Il ne s'agit pas d'un point de vue "rejetiste" ou "pessimiste" comme certains pourraient le prétendre, mais d'un point de vue basé sur l'observation des échecs américains depuis des décennies et d'un jugement éclairé fondé sur les opinions de M. Biden pendant sa campagne électorale et pendant ses huit années de service en tant que vice-président sous Obama. Le retour à la "vieille normalité" n'est pas une bonne nouvelle pour la paix ou la justice, et encore moins pour la liberté et l'égalité des Palestiniens. Comme l'équipe du magazine +972 l'affirme, « Il [Biden] menace plutôt de revenir aux anciennes méthodes de la politique au Moyen-Orient, où la rhétorique en faveur des droits des Palestiniens n'est souvent que des citations dans les journaux, sans aucune action significative ».
Une énergie et des fonds considérables seront consacrés à la relance du 'processus dit de paix'pour le plaisir de le relancer, mais pas pour parvenir à une forme quelconque de paix significative et durable.

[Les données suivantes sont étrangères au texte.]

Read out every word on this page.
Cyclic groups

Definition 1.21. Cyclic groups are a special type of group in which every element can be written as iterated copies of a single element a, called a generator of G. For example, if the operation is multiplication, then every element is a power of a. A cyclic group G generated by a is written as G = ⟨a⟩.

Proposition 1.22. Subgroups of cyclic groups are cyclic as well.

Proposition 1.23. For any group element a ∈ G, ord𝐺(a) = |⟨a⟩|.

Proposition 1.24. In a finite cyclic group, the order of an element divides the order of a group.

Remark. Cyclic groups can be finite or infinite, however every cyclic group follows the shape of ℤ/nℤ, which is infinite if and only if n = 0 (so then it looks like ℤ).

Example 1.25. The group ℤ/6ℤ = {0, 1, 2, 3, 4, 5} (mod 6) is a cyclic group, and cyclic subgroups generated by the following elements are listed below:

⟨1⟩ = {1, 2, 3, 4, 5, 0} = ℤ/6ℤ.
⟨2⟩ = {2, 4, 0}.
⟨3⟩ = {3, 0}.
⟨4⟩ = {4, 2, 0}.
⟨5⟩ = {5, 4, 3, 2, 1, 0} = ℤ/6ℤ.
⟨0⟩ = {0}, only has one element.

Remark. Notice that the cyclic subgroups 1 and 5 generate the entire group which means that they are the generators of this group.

Il est certain que Biden ne sera pas un sauveur pour les Palestiniens, ni pour la paix, mais il sera probablement un sauveur pour le processus de paix (en mettant l'accent sur le processus). Soyons clairs : cela ne vaut pas seulement pour la présidence Biden, mais pour toutes les administrations américaines précédentes. Comme l'affirme Ali Abunimah, de L'Intifada électronique, « les paroles de bienvenue de Netanyahou pour Biden sont sincères, car il sait que le nouveau président américain fera tout ce qu'il peut pour aider Israël, tout comme chaque démocrate et chaque républicain avant lui ».

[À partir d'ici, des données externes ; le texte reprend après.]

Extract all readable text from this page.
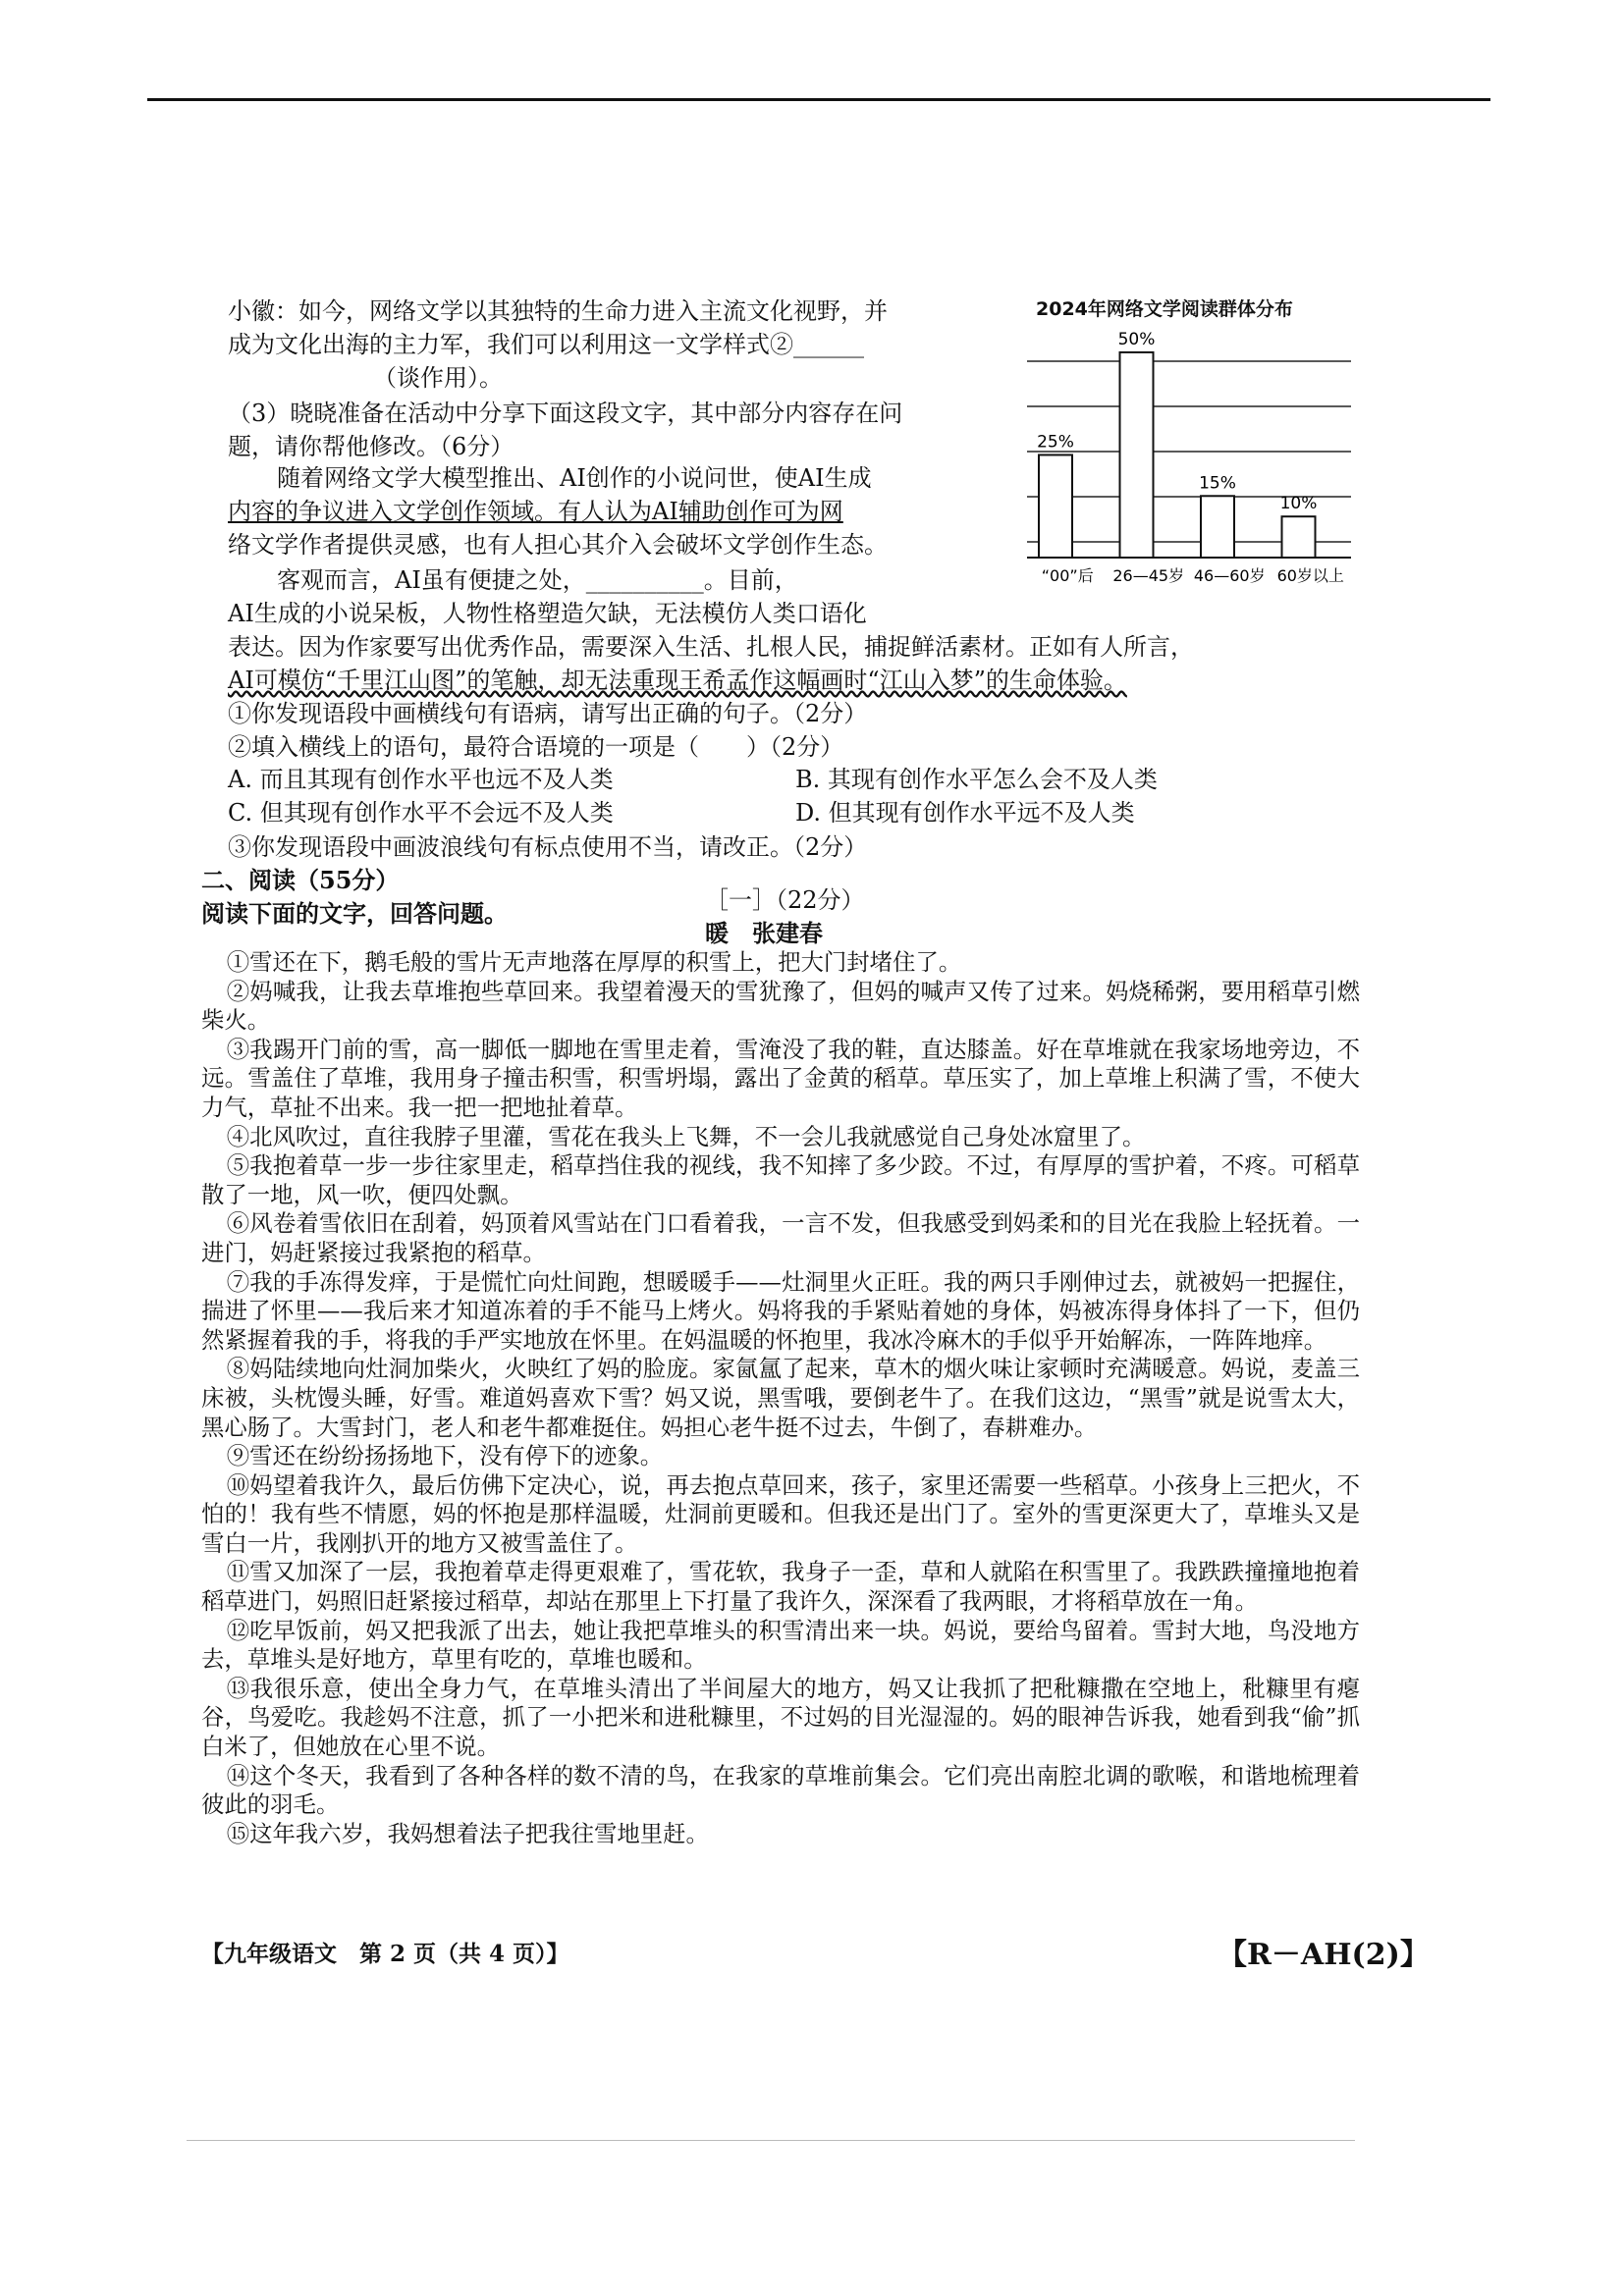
小徽：如今，网络文学以其独特的生命力进入主流文化视野，并
成为文化出海的主力军，我们可以利用这一文学样式②______
（谈作用）。
（3）晓晓准备在活动中分享下面这段文字，其中部分内容存在问
题，请你帮他修改。（6分）
随着网络文学大模型推出、AI创作的小说问世，使AI生成
内容的争议进入文学创作领域。有人认为AI辅助创作可为网
络文学作者提供灵感，也有人担心其介入会破坏文学创作生态。
客观而言，AI虽有便捷之处，__________。目前，
2024年网络文学阅读群体分布
25%
“00”后
50%
26—45岁
15%
46—60岁
10%
60岁以上
AI生成的小说呆板，人物性格塑造欠缺，无法模仿人类口语化
表达。因为作家要写出优秀作品，需要深入生活、扎根人民，捕捉鲜活素材。正如有人所言，
AI可模仿“千里江山图”的笔触，却无法重现王希孟作这幅画时“江山入梦”的生命体验。
①你发现语段中画横线句有语病，请写出正确的句子。（2分）
②填入横线上的语句，最符合语境的一项是（　　）（2分）
A. 而且其现有创作水平也远不及人类	B. 其现有创作水平怎么会不及人类
C. 但其现有创作水平不会远不及人类	D. 但其现有创作水平远不及人类
③你发现语段中画波浪线句有标点使用不当，请改正。（2分）
二、阅读（55分）
阅读下面的文字，回答问题。	［一］（22分）
暖　张建春
①雪还在下，鹅毛般的雪片无声地落在厚厚的积雪上，把大门封堵住了。
②妈喊我，让我去草堆抱些草回来。我望着漫天的雪犹豫了，但妈的喊声又传了过来。妈烧稀粥，要用稻草引燃柴火。
③我踢开门前的雪，高一脚低一脚地在雪里走着，雪淹没了我的鞋，直达膝盖。好在草堆就在我家场地旁边，不远。雪盖住了草堆，我用身子撞击积雪，积雪坍塌，露出了金黄的稻草。草压实了，加上草堆上积满了雪，不使大力气，草扯不出来。我一把一把地扯着草。
④北风吹过，直往我脖子里灌，雪花在我头上飞舞，不一会儿我就感觉自己身处冰窟里了。
⑤我抱着草一步一步往家里走，稻草挡住我的视线，我不知摔了多少跤。不过，有厚厚的雪护着，不疼。可稻草散了一地，风一吹，便四处飘。
⑥风卷着雪依旧在刮着，妈顶着风雪站在门口看着我，一言不发，但我感受到妈柔和的目光在我脸上轻抚着。一进门，妈赶紧接过我紧抱的稻草。
⑦我的手冻得发痒，于是慌忙向灶间跑，想暖暖手——灶洞里火正旺。我的两只手刚伸过去，就被妈一把握住，揣进了怀里——我后来才知道冻着的手不能马上烤火。妈将我的手紧贴着她的身体，妈被冻得身体抖了一下，但仍然紧握着我的手，将我的手严实地放在怀里。在妈温暖的怀抱里，我冰冷麻木的手似乎开始解冻，一阵阵地痒。
⑧妈陆续地向灶洞加柴火，火映红了妈的脸庞。家氤氲了起来，草木的烟火味让家顿时充满暖意。妈说，麦盖三床被，头枕馒头睡，好雪。难道妈喜欢下雪？妈又说，黑雪哦，要倒老牛了。在我们这边，“黑雪”就是说雪太大，黑心肠了。大雪封门，老人和老牛都难挺住。妈担心老牛挺不过去，牛倒了，春耕难办。
⑨雪还在纷纷扬扬地下，没有停下的迹象。
⑩妈望着我许久，最后仿佛下定决心，说，再去抱点草回来，孩子，家里还需要一些稻草。小孩身上三把火，不怕的！我有些不情愿，妈的怀抱是那样温暖，灶洞前更暖和。但我还是出门了。室外的雪更深更大了，草堆头又是雪白一片，我刚扒开的地方又被雪盖住了。
⑪雪又加深了一层，我抱着草走得更艰难了，雪花软，我身子一歪，草和人就陷在积雪里了。我跌跌撞撞地抱着稻草进门，妈照旧赶紧接过稻草，却站在那里上下打量了我许久，深深看了我两眼，才将稻草放在一角。
⑫吃早饭前，妈又把我派了出去，她让我把草堆头的积雪清出来一块。妈说，要给鸟留着。雪封大地，鸟没地方去，草堆头是好地方，草里有吃的，草堆也暖和。
⑬我很乐意，使出全身力气，在草堆头清出了半间屋大的地方，妈又让我抓了把秕糠撒在空地上，秕糠里有瘪谷，鸟爱吃。我趁妈不注意，抓了一小把米和进秕糠里，不过妈的目光湿湿的。妈的眼神告诉我，她看到我“偷”抓白米了，但她放在心里不说。
⑭这个冬天，我看到了各种各样的数不清的鸟，在我家的草堆前集会。它们亮出南腔北调的歌喉，和谐地梳理着彼此的羽毛。
⑮这年我六岁，我妈想着法子把我往雪地里赶。
【九年级语文　第 2 页（共 4 页）】	【R－AH(2)】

En outre, dans le domaine économique, l'administration Biden continuera à offrir à Israël un ensemble d'aides militaires substantielles d'une part, tout en offrant aux Palestiniens une aide hautement soumise à conditions dont la majeure partie atterrira dans l'économie israélienne d'autre part. Après tout, c'est sous l'administration Obama-Biden qu'Israël a reçu la plus grosse enveloppe d'aide militaire que les Etats-Unis n'aient jamais donnée à Israël, totalisant 38 milliards de dollars sur 10 ans. Biden croit fermement au caractère central de cette aide à Israël, comme il l'a fait valoir en novembre 2019, lorsqu'il a déclaré que « l'idée que nous mettions fin à l'aide militaire à un allié, notre seul véritable, véritable allié dans toute la région, est absolument absurde. Cela dépasse mon entendement que quelqu'un puisse faire cela ».

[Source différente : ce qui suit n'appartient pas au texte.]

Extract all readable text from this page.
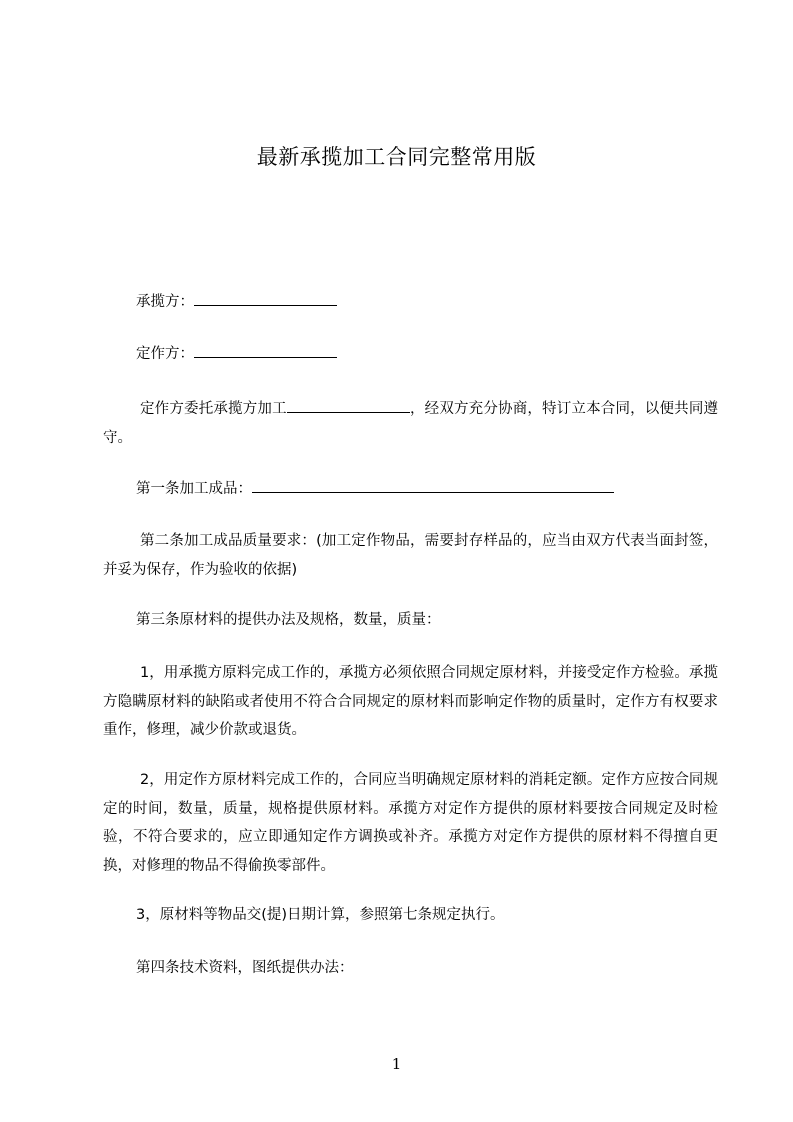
最新承揽加工合同完整常用版
承揽方：
定作方：
定作方委托承揽方加工	，经双方充分协商，特订立本合同，以便共同遵守。
第一条加工成品：
第二条加工成品质量要求：(加工定作物品，需要封存样品的，应当由双方代表当面封签，并妥为保存，作为验收的依据)
第三条原材料的提供办法及规格，数量，质量：
1，用承揽方原料完成工作的，承揽方必须依照合同规定原材料，并接受定作方检验。承揽方隐瞒原材料的缺陷或者使用不符合合同规定的原材料而影响定作物的质量时，定作方有权要求重作，修理，减少价款或退货。
2，用定作方原材料完成工作的，合同应当明确规定原材料的消耗定额。定作方应按合同规定的时间，数量，质量，规格提供原材料。承揽方对定作方提供的原材料要按合同规定及时检验，不符合要求的，应立即通知定作方调换或补齐。承揽方对定作方提供的原材料不得擅自更换，对修理的物品不得偷换零部件。
3，原材料等物品交(提)日期计算，参照第七条规定执行。
第四条技术资料，图纸提供办法：
1
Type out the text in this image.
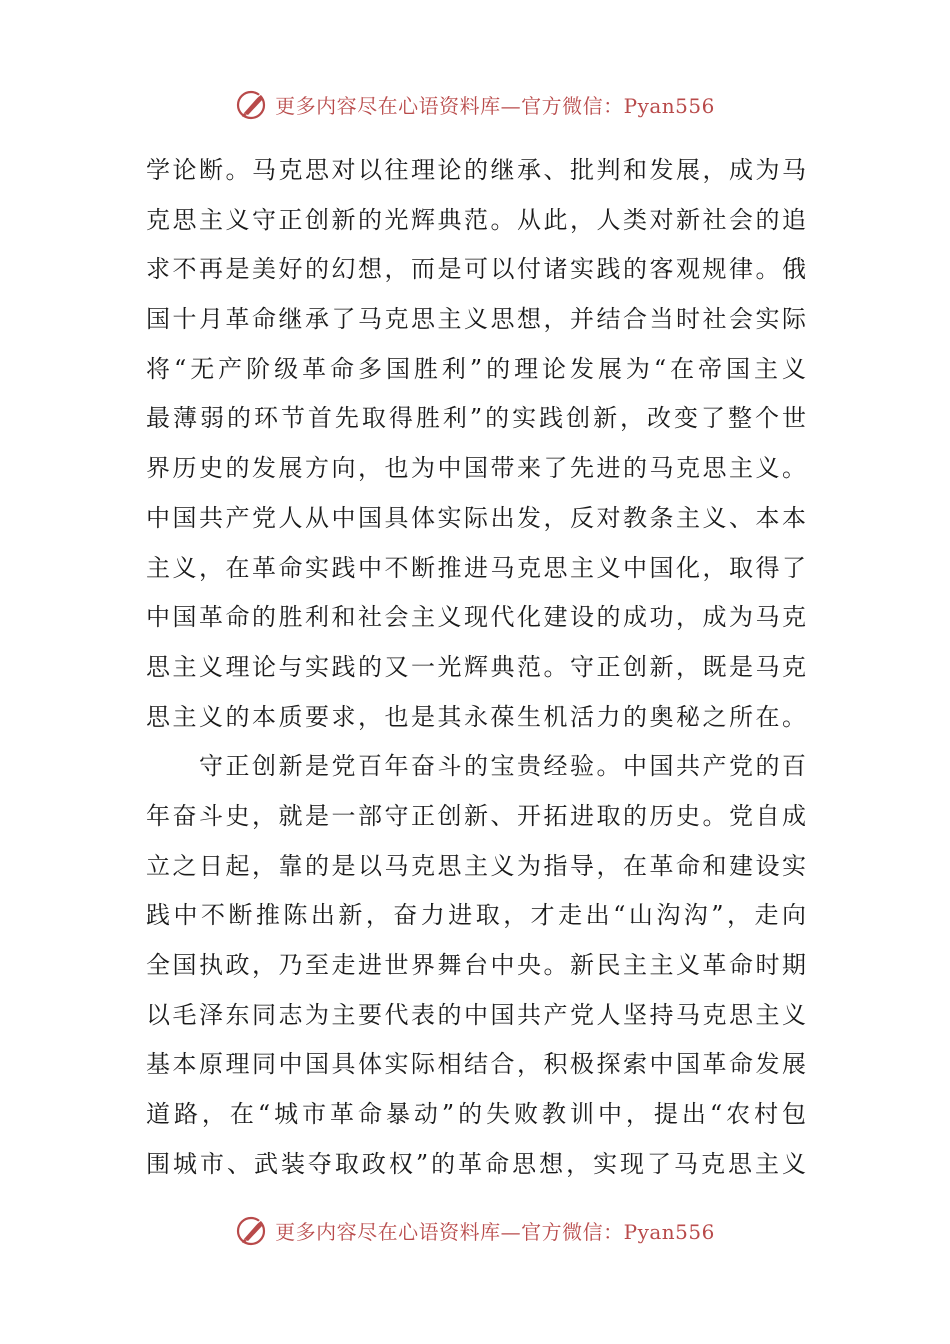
更多内容尽在心语资料库—官方微信：Pyan556
学论断。马克思对以往理论的继承、批判和发展，成为马
克思主义守正创新的光辉典范。从此，人类对新社会的追
求不再是美好的幻想，而是可以付诸实践的客观规律。俄
国十月革命继承了马克思主义思想，并结合当时社会实际
将“无产阶级革命多国胜利”的理论发展为“在帝国主义
最薄弱的环节首先取得胜利”的实践创新，改变了整个世
界历史的发展方向，也为中国带来了先进的马克思主义。
中国共产党人从中国具体实际出发，反对教条主义、本本
主义，在革命实践中不断推进马克思主义中国化，取得了
中国革命的胜利和社会主义现代化建设的成功，成为马克
思主义理论与实践的又一光辉典范。守正创新，既是马克
思主义的本质要求，也是其永葆生机活力的奥秘之所在。
　　守正创新是党百年奋斗的宝贵经验。中国共产党的百
年奋斗史，就是一部守正创新、开拓进取的历史。党自成
立之日起，靠的是以马克思主义为指导，在革命和建设实
践中不断推陈出新，奋力进取，才走出“山沟沟”，走向
全国执政，乃至走进世界舞台中央。新民主主义革命时期
以毛泽东同志为主要代表的中国共产党人坚持马克思主义
基本原理同中国具体实际相结合，积极探索中国革命发展
道路，在“城市革命暴动”的失败教训中，提出“农村包
围城市、武装夺取政权”的革命思想，实现了马克思主义
更多内容尽在心语资料库—官方微信：Pyan556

En ce qui concerne la Palestine, les aides américaines toxiques (telles qu'elles sont conçues dans le cadre des relations étroites entre les États-Unis et Israël) recommenceront probablement à pleuvoir, et l'aide américaine sera acheminée de la même manière qu'avant Trump. Ce n'est pas une bonne nouvelle pour la quête d'autodétermination des Palestiniens. L'administration Biden ne peut pas s'écarter de la tradition bien ancrée de "paix économique" dans la politique américaine envers les Palestiniens : une politique dont Biden lui-même a été témoin de l'échec pitoyable lorsque le secrétaire d'État américain John Kerry (sous l'administration Obama-Biden) n'a même pas commencé à mettre en œuvre leur plan qui promettait aux Palestiniens des milliards de dollars par le biais de l'"Initiative économique pour la Palestine".
La logique économique biaisée de cette approche et de cette politique d'échec, qui remonte au cadre de paix économique de la politique américaine, de l'administration Carter à l'administration Trump, ne dissuadera pas l'administration Biden de mettre en œuvre un autre échec bien anticipé pour aggraver les dommages déjà causés par les programmes d'aide américains aux Palestiniens. Tout ce que l'administration Biden doit faire, c'est de trouver un label et un titre plus "chics" pour son paquet d'"incitations économiques" offert aux Palestiniens. Le résultat n'est pas difficile à prévoir. Un retour à la "vieille normalité" rendra les perspectives d'une paix réelle, significative et véritable encore plus sombres.